Fighting the Mafia: Undercover
For legal officials to arrest and prosecute organized criminals, they need to find out what's going on in the organization. They can bust drug dealers or truck hijackers, but the family will just find new ones. They need to reach the top to really crack a family. And the best way to do that is by sending someone into the family undercover.
An FBI agent working undercover as a mob associate is an incredibly dangerous job. This is the life that FBI agent Joseph Pistone led for six years, working deep undercover as mob associate Donnie Brasco.
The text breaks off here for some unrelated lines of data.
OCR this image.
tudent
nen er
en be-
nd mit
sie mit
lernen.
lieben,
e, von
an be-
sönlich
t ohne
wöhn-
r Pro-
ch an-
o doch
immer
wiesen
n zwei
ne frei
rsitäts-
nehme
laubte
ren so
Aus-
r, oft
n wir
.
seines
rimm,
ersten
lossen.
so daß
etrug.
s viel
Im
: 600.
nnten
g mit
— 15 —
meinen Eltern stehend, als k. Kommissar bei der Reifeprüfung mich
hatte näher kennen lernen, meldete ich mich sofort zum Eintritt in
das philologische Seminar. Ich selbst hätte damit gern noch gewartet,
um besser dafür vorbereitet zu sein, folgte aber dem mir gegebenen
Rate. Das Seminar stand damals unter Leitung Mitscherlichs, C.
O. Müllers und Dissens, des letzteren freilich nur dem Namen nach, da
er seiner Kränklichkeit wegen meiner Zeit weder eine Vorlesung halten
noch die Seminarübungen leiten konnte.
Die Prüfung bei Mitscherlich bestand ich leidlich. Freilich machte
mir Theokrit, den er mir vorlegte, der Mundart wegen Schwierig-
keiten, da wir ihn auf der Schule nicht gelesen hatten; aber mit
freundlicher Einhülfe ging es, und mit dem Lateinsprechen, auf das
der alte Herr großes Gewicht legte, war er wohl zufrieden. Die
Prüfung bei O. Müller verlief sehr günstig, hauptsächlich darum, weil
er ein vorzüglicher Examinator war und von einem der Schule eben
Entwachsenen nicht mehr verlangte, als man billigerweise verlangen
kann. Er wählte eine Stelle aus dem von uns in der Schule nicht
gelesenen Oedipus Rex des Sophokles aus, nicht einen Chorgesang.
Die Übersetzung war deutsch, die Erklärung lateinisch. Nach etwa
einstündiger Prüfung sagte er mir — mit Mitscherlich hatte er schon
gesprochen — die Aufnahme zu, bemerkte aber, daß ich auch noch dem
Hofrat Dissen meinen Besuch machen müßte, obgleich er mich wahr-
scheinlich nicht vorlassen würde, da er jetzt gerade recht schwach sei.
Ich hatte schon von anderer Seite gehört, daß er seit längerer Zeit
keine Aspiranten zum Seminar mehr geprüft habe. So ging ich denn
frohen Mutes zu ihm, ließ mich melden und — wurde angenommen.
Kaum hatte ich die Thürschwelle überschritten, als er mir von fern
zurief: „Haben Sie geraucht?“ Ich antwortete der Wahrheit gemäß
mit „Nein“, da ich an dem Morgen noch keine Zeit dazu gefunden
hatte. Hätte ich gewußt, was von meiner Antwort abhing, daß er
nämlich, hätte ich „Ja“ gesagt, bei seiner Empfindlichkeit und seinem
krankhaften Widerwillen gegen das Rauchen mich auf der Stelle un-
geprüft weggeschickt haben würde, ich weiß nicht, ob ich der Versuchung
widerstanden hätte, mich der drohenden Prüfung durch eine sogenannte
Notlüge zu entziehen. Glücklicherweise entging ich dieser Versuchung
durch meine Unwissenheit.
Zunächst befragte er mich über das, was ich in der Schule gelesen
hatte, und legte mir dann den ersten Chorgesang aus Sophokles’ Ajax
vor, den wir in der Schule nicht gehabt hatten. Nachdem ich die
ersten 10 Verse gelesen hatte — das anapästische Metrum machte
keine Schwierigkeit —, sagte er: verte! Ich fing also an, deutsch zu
In an interview for the Web site Mafia-International.com, Pistone described how he became an undercover agent:
I grew up around wiseguys on the streets of Paterson, New Jersey, but I never got involved with them. I always worked all kinds of blue-collar jobs: in construction, in bars, driving tractor trailers. So before I went to college, I saw a lot of things and learned a lot. My first government job was with the Office of Naval Intelligence, investigating drug, theft, and espionage cases. I passed the FBI's entrance exams and became a special agent in 1969. Because of my background and training it became clear that my specialty was undercover.
Pistone was so effective that even when the operation put dozens of mobsters behind bars, his Mafia friends still thought he was a mobster-turned-informant, rather than an actual FBI agent. His story was made into the film "Donnie Brasco."
Undercover work continues to be an important part of the FBI's fight against the mob. A sting orchestrated by an undercover agent in Cleveland netted more than 40 corrupt cops in 1998. However, you will never hear of most undercover work -- the very nature of the job means that undercover agents use assumed names, refuse to be photographed and hide their very existence from the public eye.